The Vespiary

The Hive => Serious Chemistry => Topic started by: dormouse on April 19, 2000, 10:14:00 AM

Title: Fentanyl analogue -hypo
Post by: dormouse on April 19, 2000, 10:14:00 AM
Author  Topic:   Fentanyl analogue 
hypo
Member   posted 12-25-1999 10:53 AM          
--------------------------------------------------------------------------------
I stumbled on this article: Iwasawa Y. et al: J. Med. Chem. 42/25 (Dec. 16), 1, (1999).
It describes opioid antagonists of fentanyl class. But compound 13 seems to be pretty good, unselective agonist binder (low nanomolar binding constants). The compound has alpha(o-chlorophenethyl) on 1-N (instead of beta phenethyl) and 2-benzimidazolone-1-yl instead of N-phenylpropionamide. Does anyone have an idea how this substitution pattern can affect the bioactivity?
Did anyone try to put an OH group in meta or ortho-position of the aniline phenyl?
Appreciate your input.



Title: ORL-1 receptor agonist
Post by: Rhodium on September 09, 2002, 06:18:00 AM
This seems to be a very special opioid agonist, because it does not bind to any of the ordinary opioid receptors, but instead the ORL-1 receptor. Read the article at

https://www.thevespiary.org/rhodium/Rhodium/pdf/orl1.agonist.pdf (https://www.thevespiary.org/rhodium/Rhodium/pdf/orl1.agonist.pdf)

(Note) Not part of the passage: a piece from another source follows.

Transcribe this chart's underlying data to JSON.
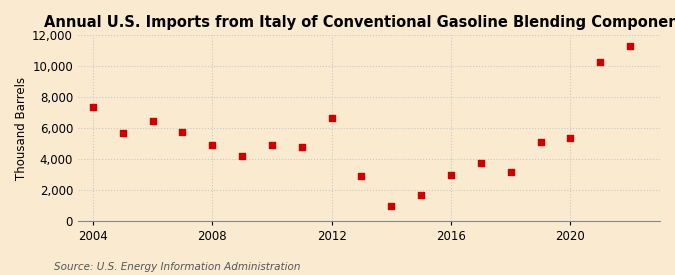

Compound 13 is the agonist, the others are antagonists.

Title: Receptors
Post by: Cyrax on September 09, 2002, 07:44:00 AM
This is a nice review of the different kind of opioid receptors:

http://www.tocris.com/opioidreview.htm (http://www.tocris.com/opioidreview.htm)



There are also links to cannabinoid, dopamine, GABA, ... receptors - with a lot of refs.